Former News of the World editor Derek Jameson has given an insight into the art of “bomb-proofing” your editor, in response to the latest developments in the phone-hacking scandal.
Jameson explains on Gentleman Ranters that former NoW editor Andy Coulson probably did not know that Goodman and Mulcaire were effectively bugging people’s mobile phones because: “It’s all down to a Yiddish expression I learned in the East End: ‘Better you shouldn’t ask’.
Jameson writes: “The editor carries the can for everything done in the name of his paper, and that includes breaking the law and even upsetting the moral minority. So when the news editor or another executive gets involved in anything dodgy, the last person to know about it is the editor.
“That way he is bomb-proof. If and when the proverbial hits the fan, he or she can say, hand on heart, ‘I don’t know what you are talking about. Try the Sun.'”
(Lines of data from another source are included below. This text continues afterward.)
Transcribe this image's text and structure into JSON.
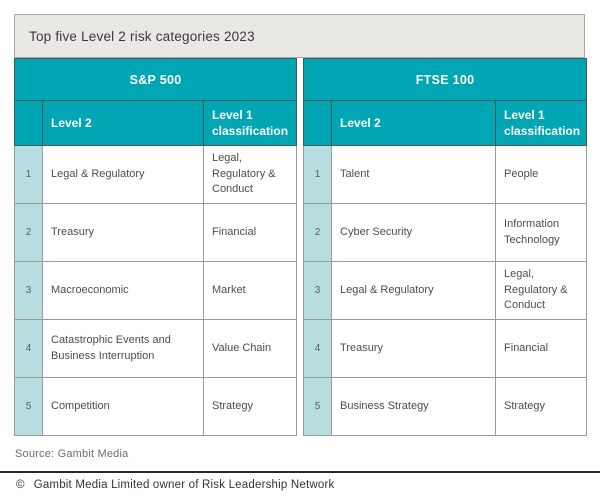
{
  "title": "Top five Level 2 risk categories 2023",
  "colors": {
    "teal": "#00A6B4",
    "light_teal": "#B7DDE1",
    "title_bg": "#E9E8E5",
    "body_border": "#9B9B9B",
    "rule": "#2B2827"
  },
  "chart_data": {
    "type": "table",
    "title": "Top five Level 2 risk categories 2023",
    "sections": [
      {
        "name": "S&P 500",
        "columns": [
          "",
          "Level 2",
          "Level 1 classification"
        ],
        "rows": [
          [
            "1",
            "Legal & Regulatory",
            "Legal, Regulatory & Conduct"
          ],
          [
            "2",
            "Treasury",
            "Financial"
          ],
          [
            "3",
            "Macroeconomic",
            "Market"
          ],
          [
            "4",
            "Catastrophic Events and Business Interruption",
            "Value Chain"
          ],
          [
            "5",
            "Competition",
            "Strategy"
          ]
        ]
      },
      {
        "name": "FTSE 100",
        "columns": [
          "",
          "Level 2",
          "Level 1 classification"
        ],
        "rows": [
          [
            "1",
            "Talent",
            "People"
          ],
          [
            "2",
            "Cyber Security",
            "Information Technology"
          ],
          [
            "3",
            "Legal & Regulatory",
            "Legal, Regulatory & Conduct"
          ],
          [
            "4",
            "Treasury",
            "Financial"
          ],
          [
            "5",
            "Business Strategy",
            "Strategy"
          ]
        ]
      }
    ],
    "source": "Source: Gambit Media"
  },
  "footer": {
    "source": "Source: Gambit Media",
    "copyright_symbol": "©",
    "copyright": "Gambit Media Limited owner of Risk Leadership Network"
  }
}
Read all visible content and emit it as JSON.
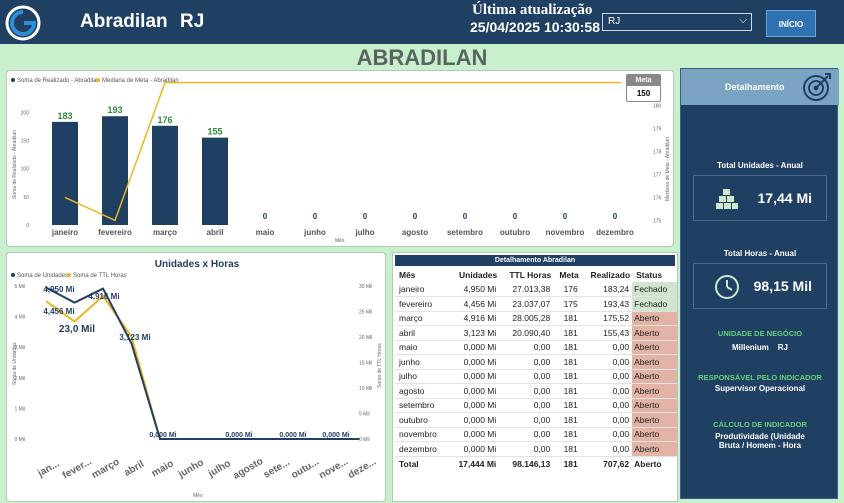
{
  "header": {
    "title": "Abradilan",
    "state": "RJ",
    "update_label": "Última atualização",
    "update_value": "25/04/2025 10:30:58",
    "select_value": "RJ",
    "start_button": "INÍCIO"
  },
  "main_title": "ABRADILAN",
  "bar_chart": {
    "legend": [
      "Soma de Realizado - Abradilan",
      "Mediana de Meta - Abradilan"
    ],
    "ylabel": "Soma de Realizado - Abradilan",
    "y2label": "Mediana de Meta - Abradilan",
    "xlabel": "Mês",
    "yticks": [
      "200",
      "150",
      "100",
      "50",
      "0"
    ],
    "y2ticks": [
      "180",
      "179",
      "178",
      "177",
      "176",
      "175"
    ],
    "meta_label": "Meta",
    "meta_value": "150"
  },
  "line_chart": {
    "title": "Unidades x Horas",
    "legend": [
      "Soma de Unidades",
      "Soma de TTL Horas"
    ],
    "ylabel": "Soma de Unidades",
    "y2label": "Soma de TTL Horas",
    "xlabel": "Mês",
    "yticks": [
      "5 Mil",
      "4 Mil",
      "3 Mil",
      "2 Mil",
      "1 Mil",
      "0 Mil"
    ],
    "y2ticks": [
      "30 Mil",
      "25 Mil",
      "20 Mil",
      "15 Mil",
      "10 Mil",
      "5 Mil",
      "0 Mil"
    ],
    "xticks": [
      "jan...",
      "fever...",
      "março",
      "abril",
      "maio",
      "junho",
      "julho",
      "agosto",
      "sete...",
      "outu...",
      "nove...",
      "deze..."
    ]
  },
  "chart_data": [
    {
      "type": "bar",
      "categories": [
        "janeiro",
        "fevereiro",
        "março",
        "abril",
        "maio",
        "junho",
        "julho",
        "agosto",
        "setembro",
        "outubro",
        "novembro",
        "dezembro"
      ],
      "series": [
        {
          "name": "Soma de Realizado - Abradilan",
          "values": [
            183,
            193,
            176,
            155,
            0,
            0,
            0,
            0,
            0,
            0,
            0,
            0
          ],
          "color": "#1f3f63"
        },
        {
          "name": "Mediana de Meta - Abradilan",
          "values": [
            176,
            175,
            181,
            181,
            181,
            181,
            181,
            181,
            181,
            181,
            181,
            181
          ],
          "color": "#e8b820"
        }
      ],
      "ylim": [
        0,
        220
      ],
      "y2lim": [
        174.8,
        180.2
      ]
    },
    {
      "type": "line",
      "title": "Unidades x Horas",
      "categories": [
        "jan...",
        "fever...",
        "março",
        "abril",
        "maio",
        "junho",
        "julho",
        "agosto",
        "sete...",
        "outu...",
        "nove...",
        "deze..."
      ],
      "series": [
        {
          "name": "Soma de Unidades",
          "values": [
            4950,
            4456,
            4916,
            3123,
            0,
            0,
            0,
            0,
            0,
            0,
            0,
            0
          ],
          "color": "#1f3f63"
        },
        {
          "name": "Soma de TTL Horas",
          "values": [
            27013,
            23037,
            28005,
            20090,
            0,
            0,
            0,
            0,
            0,
            0,
            0,
            0
          ],
          "color": "#e8b820"
        }
      ],
      "ylim": [
        0,
        5000
      ],
      "y2lim": [
        0,
        30000
      ],
      "point_labels": [
        "4,950 Mi",
        "4,456 Mi",
        "4,916 Mi",
        "3,123 Mi",
        "0,000 Mi",
        "0,000 Mi",
        "0,000 Mi",
        "0,000 Mi"
      ],
      "extra_label": "23,0 Mil"
    }
  ],
  "table": {
    "title": "Detalhamento Abradilan",
    "columns": [
      "Mês",
      "Unidades",
      "TTL Horas",
      "Meta",
      "Realizado",
      "Status"
    ],
    "rows": [
      [
        "janeiro",
        "4,950 Mi",
        "27.013,38",
        "176",
        "183,24",
        "Fechado"
      ],
      [
        "fevereiro",
        "4,456 Mi",
        "23.037,07",
        "175",
        "193,43",
        "Fechado"
      ],
      [
        "março",
        "4,916 Mi",
        "28.005,28",
        "181",
        "175,52",
        "Aberto"
      ],
      [
        "abril",
        "3,123 Mi",
        "20.090,40",
        "181",
        "155,43",
        "Aberto"
      ],
      [
        "maio",
        "0,000 Mi",
        "0,00",
        "181",
        "0,00",
        "Aberto"
      ],
      [
        "junho",
        "0,000 Mi",
        "0,00",
        "181",
        "0,00",
        "Aberto"
      ],
      [
        "julho",
        "0,000 Mi",
        "0,00",
        "181",
        "0,00",
        "Aberto"
      ],
      [
        "agosto",
        "0,000 Mi",
        "0,00",
        "181",
        "0,00",
        "Aberto"
      ],
      [
        "setembro",
        "0,000 Mi",
        "0,00",
        "181",
        "0,00",
        "Aberto"
      ],
      [
        "outubro",
        "0,000 Mi",
        "0,00",
        "181",
        "0,00",
        "Aberto"
      ],
      [
        "novembro",
        "0,000 Mi",
        "0,00",
        "181",
        "0,00",
        "Aberto"
      ],
      [
        "dezembro",
        "0,000 Mi",
        "0,00",
        "181",
        "0,00",
        "Aberto"
      ]
    ],
    "total": [
      "Total",
      "17,444 Mi",
      "98.146,13",
      "181",
      "707,62",
      "Aberto"
    ]
  },
  "side": {
    "header": "Detalhamento",
    "units_title": "Total Unidades - Anual",
    "units_value": "17,44 Mi",
    "hours_title": "Total Horas - Anual",
    "hours_value": "98,15 Mil",
    "business_unit_title": "UNIDADE DE NEGÓCIO",
    "business_unit_value": "Millenium    RJ",
    "responsible_title": "RESPONSÁVEL PELO INDICADOR",
    "responsible_value": "Supervisor Operacional",
    "calc_title": "CÁLCULO DE INDICADOR",
    "calc_value": "Produtividade (Unidade Bruta / Homem - Hora"
  },
  "colors": {
    "header_bg": "#1f3f63",
    "page_bg": "#c8f0cc",
    "bar": "#1f3f63",
    "target_line": "#e8b820",
    "fechado": "#cfe5cf",
    "aberto": "#e3b4a5",
    "accent_green": "#67d07a"
  }
}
This was the response, Jameson explained, when a reporter got into the adjacent room to Prince Andrew and Koo Stark and held a glass against the wall to hear evidence that they were back together. That sounds like at least as heinous a sin as listening to someone’s mobile phone messages.
Another point not made by Jameson but worth mentioning I think is that for really good, really secret sources, reporters will not tell anyone who they are – even their editor or news editor. If you are, say, the chief reporter of The Sun or the NoW it is enough to say: “I know this is true, a very good source tells me it is, but I can’t tell you who they are.”